This paper systematically identifies novel safety risks arising from AI scientists—i.e., large language model–based agents operating autonomously in scientific experimentation and discovery—categorized along three dimensions: user-intent misalignment, discipline-specific vulnerabilities, and dynamic influences of the research environment. Methodologically, it introduces the first comprehensive risk taxonomy tailored to scientific LLM agents; proposes a tripartite safety framework integrating human-in-the-loop oversight, agent alignment, and environment-responsive feedback—with safety explicitly prioritized over autonomy; and develops risk attribution analysis and cross-disciplinary vulnerability modeling to establish a core risk atlas. The contributions include: (1) a domain-specific safety evaluation benchmark; (2) verifiable alignment mechanisms; and (3) governance pathways aligned with scientific practice. These advances provide both theoretical foundations and actionable interfaces for the safe deployment and regulation of AI in science.

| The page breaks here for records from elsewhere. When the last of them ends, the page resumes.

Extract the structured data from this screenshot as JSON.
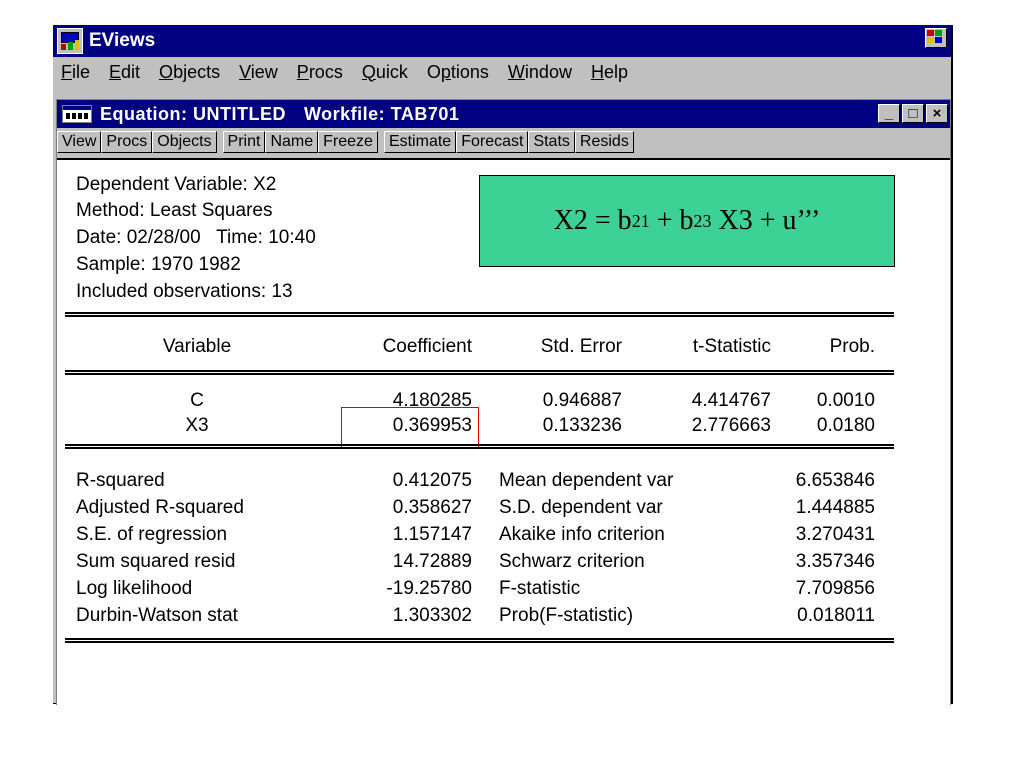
{
  "app": {
    "title": "EViews",
    "menu": [
      "File",
      "Edit",
      "Objects",
      "View",
      "Procs",
      "Quick",
      "Options",
      "Window",
      "Help"
    ],
    "menu_underline": [
      "F",
      "E",
      "O",
      "V",
      "P",
      "Q",
      "p",
      "W",
      "H"
    ]
  },
  "window": {
    "title_part1": "Equation: UNTITLED",
    "title_part2": "Workfile: TAB701",
    "buttons": {
      "minimize": "_",
      "maximize": "□",
      "close": "×"
    },
    "toolbar": [
      "View",
      "Procs",
      "Objects",
      "Print",
      "Name",
      "Freeze",
      "Estimate",
      "Forecast",
      "Stats",
      "Resids"
    ]
  },
  "output": {
    "header": [
      "Dependent Variable: X2",
      "Method: Least Squares",
      "Date: 02/28/00   Time: 10:40",
      "Sample: 1970 1982",
      "Included observations: 13"
    ],
    "equation": {
      "lhs": "X2 = b",
      "s1": "21",
      "mid": " + b",
      "s2": "23",
      "rhs": " X3 + u’’’"
    },
    "columns": [
      "Variable",
      "Coefficient",
      "Std. Error",
      "t-Statistic",
      "Prob."
    ],
    "rows": [
      {
        "variable": "C",
        "coefficient": "4.180285",
        "std_error": "0.946887",
        "t_statistic": "4.414767",
        "prob": "0.0010"
      },
      {
        "variable": "X3",
        "coefficient": "0.369953",
        "std_error": "0.133236",
        "t_statistic": "2.776663",
        "prob": "0.0180"
      }
    ],
    "stats_left": [
      {
        "label": "R-squared",
        "value": "0.412075"
      },
      {
        "label": "Adjusted R-squared",
        "value": "0.358627"
      },
      {
        "label": "S.E. of regression",
        "value": "1.157147"
      },
      {
        "label": "Sum squared resid",
        "value": "14.72889"
      },
      {
        "label": "Log likelihood",
        "value": "-19.25780"
      },
      {
        "label": "Durbin-Watson stat",
        "value": "1.303302"
      }
    ],
    "stats_right": [
      {
        "label": "Mean dependent var",
        "value": "6.653846"
      },
      {
        "label": "S.D. dependent var",
        "value": "1.444885"
      },
      {
        "label": "Akaike info criterion",
        "value": "3.270431"
      },
      {
        "label": "Schwarz criterion",
        "value": "3.357346"
      },
      {
        "label": "F-statistic",
        "value": "7.709856"
      },
      {
        "label": "Prob(F-statistic)",
        "value": "0.018011"
      }
    ]
  },
  "colors": {
    "titlebar": "#000080",
    "equation_box": "#3cd296",
    "highlight": "#e00000"
  }
}
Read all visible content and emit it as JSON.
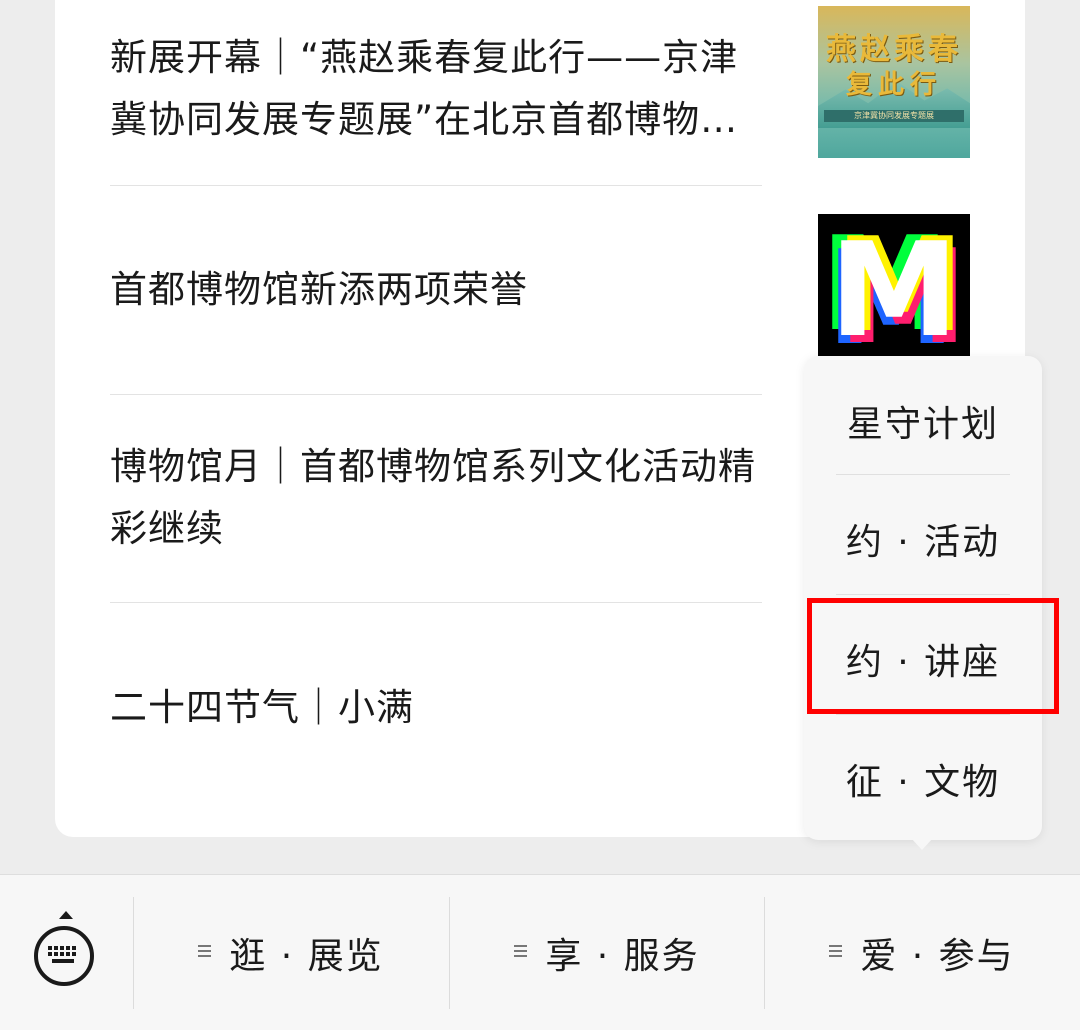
{
  "articles": [
    {
      "title": "新展开幕｜“燕赵乘春复此行——京津冀协同发展专题展”在北京首都博物馆开幕"
    },
    {
      "title": "首都博物馆新添两项荣誉"
    },
    {
      "title": "博物馆月｜首都博物馆系列文化活动精彩继续"
    },
    {
      "title": "二十四节气｜小满"
    }
  ],
  "thumbnails": {
    "exhibit": {
      "calligraphy_line1": "燕赵乘春",
      "calligraphy_line2": "复此行",
      "subtitle": "京津冀协同发展专题展"
    },
    "logo": {
      "letter": "M",
      "colors": [
        "#00ff3c",
        "#ff1e6e",
        "#1e64ff",
        "#fff200",
        "#ffffff"
      ]
    }
  },
  "popup_menu": {
    "items": [
      "星守计划",
      "约 · 活动",
      "约 · 讲座",
      "征 · 文物"
    ],
    "highlighted_index": 2,
    "highlight_color": "#ff0000"
  },
  "tabbar": {
    "keyboard_icon": "keyboard-icon",
    "tabs": [
      {
        "label": "逛 · 展览",
        "icon": "menu-icon"
      },
      {
        "label": "享 · 服务",
        "icon": "menu-icon"
      },
      {
        "label": "爱 · 参与",
        "icon": "menu-icon"
      }
    ]
  }
}
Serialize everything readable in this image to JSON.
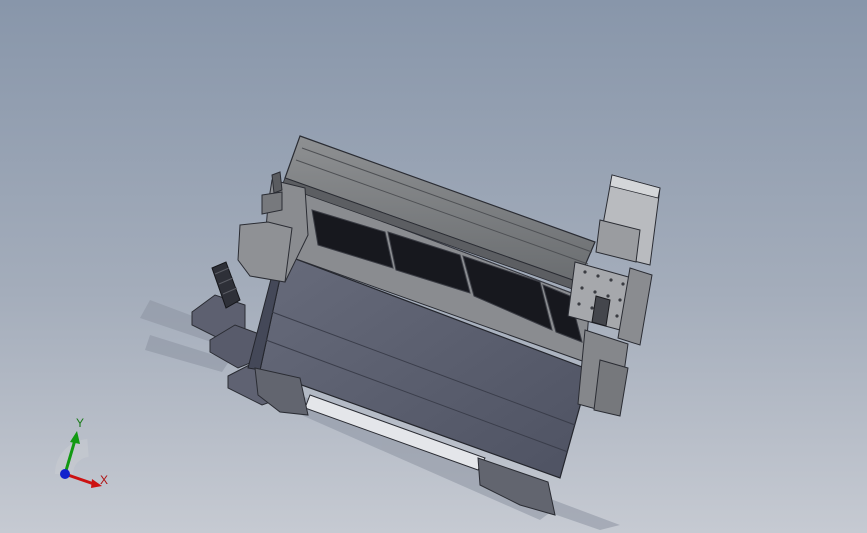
{
  "triad": {
    "x_label": "X",
    "y_label": "Y"
  },
  "colors": {
    "background_top": "#8896aa",
    "background_bottom": "#c6cad2",
    "machine_body": "#5a5e6e",
    "machine_frame": "#7a7d80",
    "table_surface": "#1c1d24",
    "axis_x": "#cc1111",
    "axis_y": "#119911",
    "axis_z": "#1122cc"
  }
}
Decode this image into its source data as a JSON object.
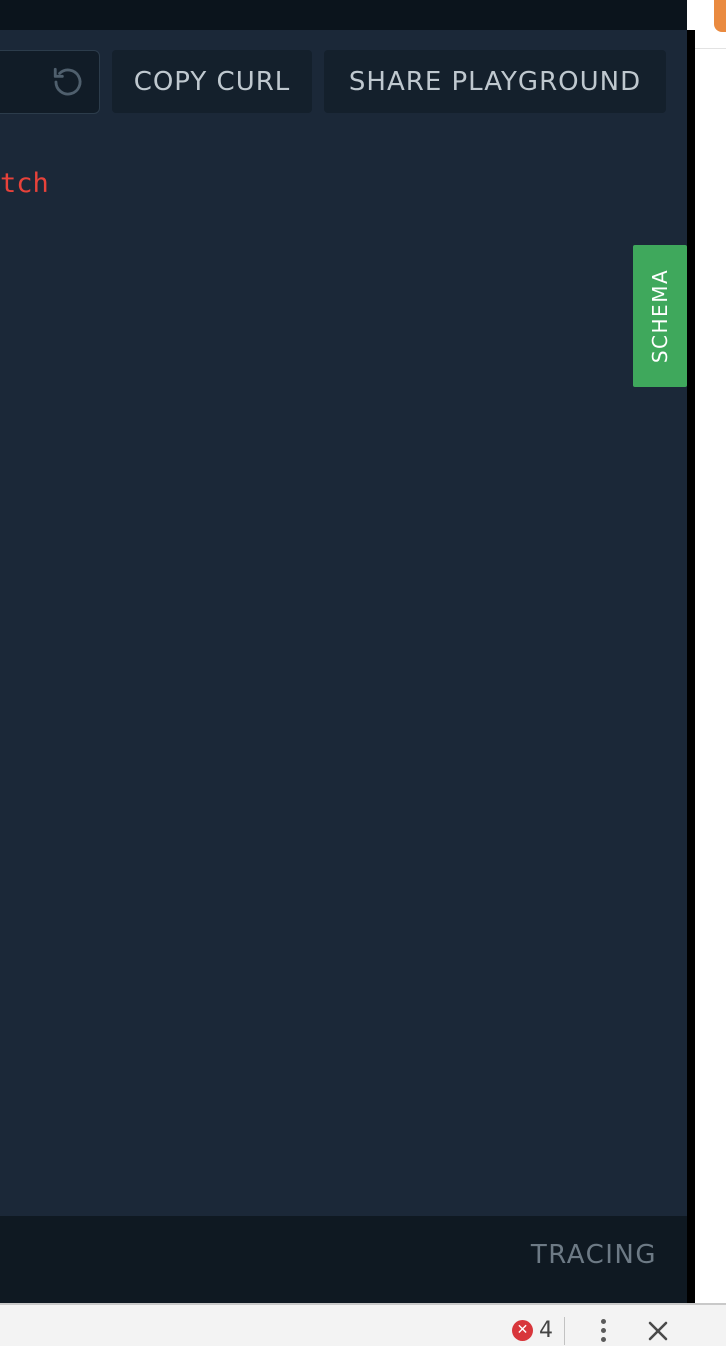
{
  "toolbar": {
    "copy_curl_label": "COPY CURL",
    "share_label": "SHARE PLAYGROUND",
    "reload_icon": "reload-icon"
  },
  "editor": {
    "visible_text": "tch"
  },
  "side_tabs": {
    "schema_label": "SCHEMA"
  },
  "footer": {
    "tracing_label": "TRACING"
  },
  "devtools": {
    "error_count": "4",
    "error_icon": "error-icon",
    "menu_icon": "kebab-menu-icon",
    "close_icon": "close-icon"
  },
  "colors": {
    "editor_bg": "#1b2838",
    "button_bg": "#14202c",
    "button_text": "#bfc8cf",
    "error_text": "#e8423a",
    "schema_tab": "#3fa85c",
    "footer_bg": "#0f1922",
    "tracing_text": "#6d7a85",
    "devtools_error": "#d8363b",
    "browser_accent": "#ea8a3f"
  }
}
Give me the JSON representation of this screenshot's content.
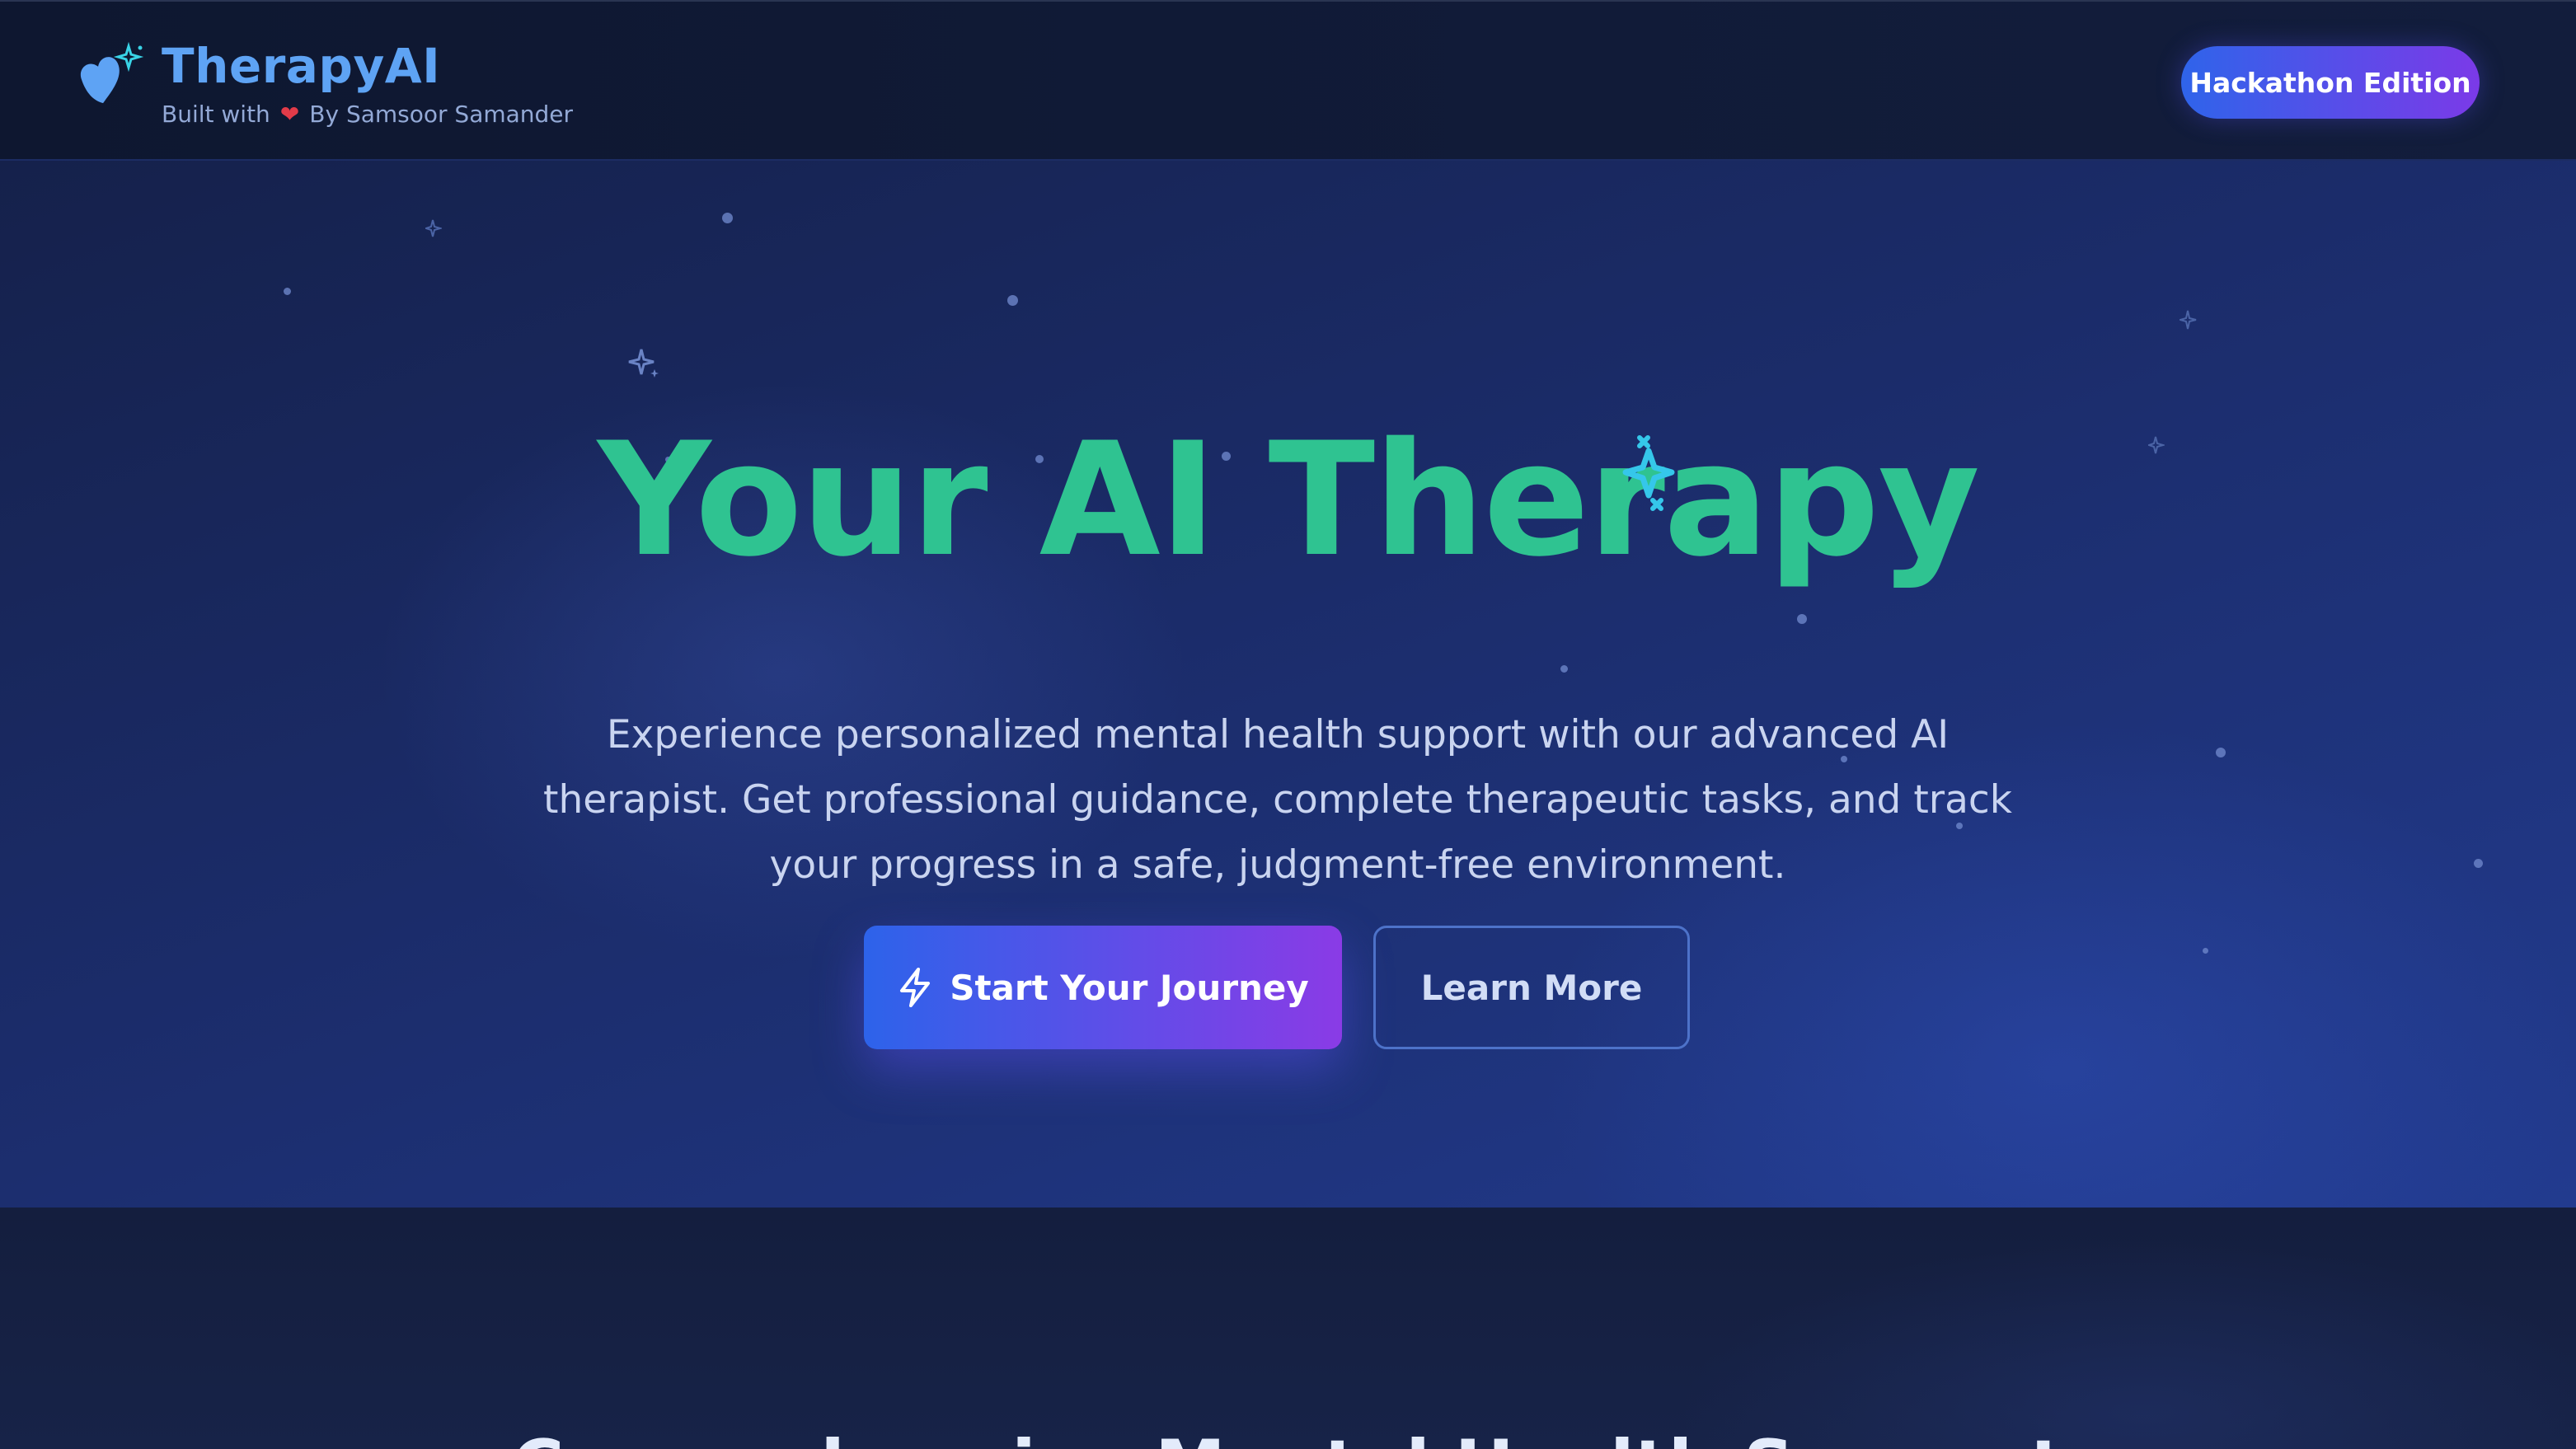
{
  "header": {
    "brand_title": "TherapyAI",
    "brand_built_with": "Built with",
    "brand_author": "By Samsoor Samander",
    "badge_label": "Hackathon Edition"
  },
  "hero": {
    "title": "Your AI Therapy",
    "description": "Experience personalized mental health support with our advanced AI therapist. Get professional guidance, complete therapeutic tasks, and track your progress in a safe, judgment-free environment.",
    "primary_button": "Start Your Journey",
    "secondary_button": "Learn More"
  },
  "features": {
    "title": "Comprehensive Mental Health Support"
  },
  "colors": {
    "accent_green": "#2fc391",
    "brand_blue": "#5ea3f4",
    "gradient_start": "#2d63ea",
    "gradient_end": "#8a3be6",
    "heart": "#e23b49"
  },
  "icons": {
    "logo": "heart-sparkle-icon",
    "author_heart": "heart-icon",
    "primary_button_icon": "lightning-bolt-icon",
    "title_accent": "sparkle-icon"
  }
}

Intelligent agents powered by large language models (LLMs) have demonstrated substantial promise in autonomously conducting experiments and facilitating scientific discoveries across various disciplines. While their capabilities are promising, these agents, called scientific LLM agents, also introduce novel vulnerabilities that demand careful consideration for safety. However, there exists a notable gap in the literature, as there has been no comprehensive exploration of these vulnerabilities. This perspective paper fills this gap by conducting a thorough examination of vulnerabilities in LLM-based agents within scientific domains, shedding light on potential risks associated with their misuse and emphasizing the need for safety measures. We begin by providing a comprehensive overview of the potential risks inherent to scientific LLM agents, taking into account user intent, the specific scientific domain, and their potential impact on the external environment. Then, we delve into the origins of these vulnerabilities and provide a scoping review of the limited existing works. Based on our analysis, we propose a triadic framework involving human regulation, agent alignment, and an understanding of environmental feedback (agent regulation) to mitigate these identified risks. Furthermore, we highlight the limitations and challenges associated with safeguarding scientific agents and advocate for the development of improved models, robust benchmarks, and comprehensive regulations to address these issues effectively.